After changing the code to check ir >= 0
the simulation ran to completion:
--- a/HEN_HOUSE/egs++/ausgab_objects/egs_dose_scoring/egs_dose_scoring.h
+++ b/HEN_HOUSE/egs++/ausgab_objects/egs_dose_scoring/egs_dose_scoring.h
@@ -214,7 +214,7 @@ public:
}
/*** Check if scoring in current region ***/
- if (dose) {
+ if (ir >= 0 && dose) {
if (d_reg_index[ir]<0) {
return 0;
}
@@ -247,7 +247,7 @@ public:
}
/*** Check if scoring in current region ***/
- if (dose) {
+ if (ir >= 0 && dose) {
if (d_reg_index[ir]<0) {
return 0;
}
Running 1000000 histories
Batch CPU time Result Uncertainty(%)
==========================================================
1 3.36 0.0120765 2.00
2 6.38 0.012468 1.40
3 9.43 0.0124984 1.14
4 12.46 0.0125574 0.98
*** Reached the requested uncertainty of 1%
=> terminating simulation.
finishBatch() loop termination
Finished simulation
Total cpu time for this run: 12.46 (sec.) 0.0035(hours)

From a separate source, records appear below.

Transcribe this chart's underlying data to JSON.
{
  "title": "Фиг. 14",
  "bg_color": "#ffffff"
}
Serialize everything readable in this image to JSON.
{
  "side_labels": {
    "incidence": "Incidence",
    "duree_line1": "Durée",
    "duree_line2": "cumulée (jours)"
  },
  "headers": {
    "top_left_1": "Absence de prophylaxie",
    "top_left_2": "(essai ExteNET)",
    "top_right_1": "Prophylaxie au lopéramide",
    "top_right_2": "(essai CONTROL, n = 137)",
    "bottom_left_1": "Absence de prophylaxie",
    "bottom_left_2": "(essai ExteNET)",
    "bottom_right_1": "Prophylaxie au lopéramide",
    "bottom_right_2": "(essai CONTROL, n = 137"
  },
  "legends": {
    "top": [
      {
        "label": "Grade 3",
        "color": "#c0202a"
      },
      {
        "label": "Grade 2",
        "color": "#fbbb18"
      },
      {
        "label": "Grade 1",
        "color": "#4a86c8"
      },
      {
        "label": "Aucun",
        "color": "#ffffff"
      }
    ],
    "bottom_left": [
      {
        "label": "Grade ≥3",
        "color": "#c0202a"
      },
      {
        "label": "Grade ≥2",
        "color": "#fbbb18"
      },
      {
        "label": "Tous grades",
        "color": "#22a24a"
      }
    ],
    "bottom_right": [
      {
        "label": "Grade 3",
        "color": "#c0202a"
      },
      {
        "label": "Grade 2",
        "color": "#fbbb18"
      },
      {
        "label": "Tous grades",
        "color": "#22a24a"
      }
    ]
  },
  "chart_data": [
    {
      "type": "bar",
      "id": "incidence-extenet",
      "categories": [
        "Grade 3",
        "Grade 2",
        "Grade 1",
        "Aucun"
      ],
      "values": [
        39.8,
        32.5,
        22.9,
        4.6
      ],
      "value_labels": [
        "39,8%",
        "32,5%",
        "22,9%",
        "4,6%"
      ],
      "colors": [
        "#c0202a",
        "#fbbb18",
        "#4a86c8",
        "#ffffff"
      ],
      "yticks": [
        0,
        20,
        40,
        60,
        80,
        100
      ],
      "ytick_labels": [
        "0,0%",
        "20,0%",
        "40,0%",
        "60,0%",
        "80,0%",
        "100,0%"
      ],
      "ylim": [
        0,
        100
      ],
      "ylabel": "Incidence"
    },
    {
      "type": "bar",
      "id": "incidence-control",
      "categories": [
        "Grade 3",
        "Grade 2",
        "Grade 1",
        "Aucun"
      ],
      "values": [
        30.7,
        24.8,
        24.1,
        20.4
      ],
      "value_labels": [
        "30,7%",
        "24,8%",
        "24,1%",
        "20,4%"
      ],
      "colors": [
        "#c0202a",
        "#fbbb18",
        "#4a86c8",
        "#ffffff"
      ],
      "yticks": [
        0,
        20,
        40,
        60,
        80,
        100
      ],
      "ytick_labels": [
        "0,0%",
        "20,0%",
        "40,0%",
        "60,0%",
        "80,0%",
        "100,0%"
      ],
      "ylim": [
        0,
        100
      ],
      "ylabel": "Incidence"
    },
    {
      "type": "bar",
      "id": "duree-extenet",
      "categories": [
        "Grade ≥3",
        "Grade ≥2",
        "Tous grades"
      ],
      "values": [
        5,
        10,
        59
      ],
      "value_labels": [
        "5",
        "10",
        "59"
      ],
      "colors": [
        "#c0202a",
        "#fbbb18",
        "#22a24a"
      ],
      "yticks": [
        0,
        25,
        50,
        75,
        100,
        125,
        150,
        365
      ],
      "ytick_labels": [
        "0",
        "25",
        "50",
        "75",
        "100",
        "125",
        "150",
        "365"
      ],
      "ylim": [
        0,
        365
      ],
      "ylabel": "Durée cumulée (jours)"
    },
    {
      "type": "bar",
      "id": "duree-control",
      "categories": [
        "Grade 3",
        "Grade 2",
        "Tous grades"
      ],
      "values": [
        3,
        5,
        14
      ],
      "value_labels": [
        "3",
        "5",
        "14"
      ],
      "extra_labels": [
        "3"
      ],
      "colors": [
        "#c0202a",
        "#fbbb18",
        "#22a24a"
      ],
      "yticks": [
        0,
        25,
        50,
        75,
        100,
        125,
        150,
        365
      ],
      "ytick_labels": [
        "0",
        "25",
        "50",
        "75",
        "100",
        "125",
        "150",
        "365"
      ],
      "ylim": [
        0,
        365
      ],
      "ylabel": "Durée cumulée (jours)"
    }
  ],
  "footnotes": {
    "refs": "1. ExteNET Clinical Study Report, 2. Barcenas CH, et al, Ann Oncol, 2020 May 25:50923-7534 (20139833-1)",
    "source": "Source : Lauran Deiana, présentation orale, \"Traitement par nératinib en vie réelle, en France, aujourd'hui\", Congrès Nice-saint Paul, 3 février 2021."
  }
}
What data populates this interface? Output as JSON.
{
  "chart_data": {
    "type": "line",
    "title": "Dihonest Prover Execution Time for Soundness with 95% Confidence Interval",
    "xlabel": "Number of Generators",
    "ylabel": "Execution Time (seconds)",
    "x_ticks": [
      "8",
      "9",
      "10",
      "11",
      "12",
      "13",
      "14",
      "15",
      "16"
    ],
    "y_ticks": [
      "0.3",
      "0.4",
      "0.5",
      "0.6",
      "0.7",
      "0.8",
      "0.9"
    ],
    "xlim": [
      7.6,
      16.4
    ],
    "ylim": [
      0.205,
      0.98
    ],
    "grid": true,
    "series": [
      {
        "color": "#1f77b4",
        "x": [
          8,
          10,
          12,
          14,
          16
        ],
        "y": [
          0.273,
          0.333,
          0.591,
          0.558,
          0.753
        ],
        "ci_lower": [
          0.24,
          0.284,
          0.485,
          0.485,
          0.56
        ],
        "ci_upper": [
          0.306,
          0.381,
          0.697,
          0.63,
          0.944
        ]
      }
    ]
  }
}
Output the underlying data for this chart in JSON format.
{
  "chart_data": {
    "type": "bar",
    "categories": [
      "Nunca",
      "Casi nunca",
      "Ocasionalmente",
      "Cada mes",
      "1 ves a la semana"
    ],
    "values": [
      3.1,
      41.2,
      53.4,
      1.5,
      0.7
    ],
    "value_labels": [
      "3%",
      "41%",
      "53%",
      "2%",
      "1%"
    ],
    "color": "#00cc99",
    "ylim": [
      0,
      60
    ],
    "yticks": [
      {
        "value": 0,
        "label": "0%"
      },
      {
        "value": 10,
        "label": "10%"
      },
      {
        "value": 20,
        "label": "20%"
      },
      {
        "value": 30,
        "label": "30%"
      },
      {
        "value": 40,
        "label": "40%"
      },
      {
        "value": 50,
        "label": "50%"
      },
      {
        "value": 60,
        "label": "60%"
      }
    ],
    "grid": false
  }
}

Histories per hour: 1.1557e+08
Number of random numbers used: 196403671
Number of electron CH steps: 7.89363e+06
Number of all electron steps: 1.06595e+07
last case = 400000 Etot = 8e+06
Great find @mxxo 🏅
Thanks for taking the time to pen down a detailed account, and solution.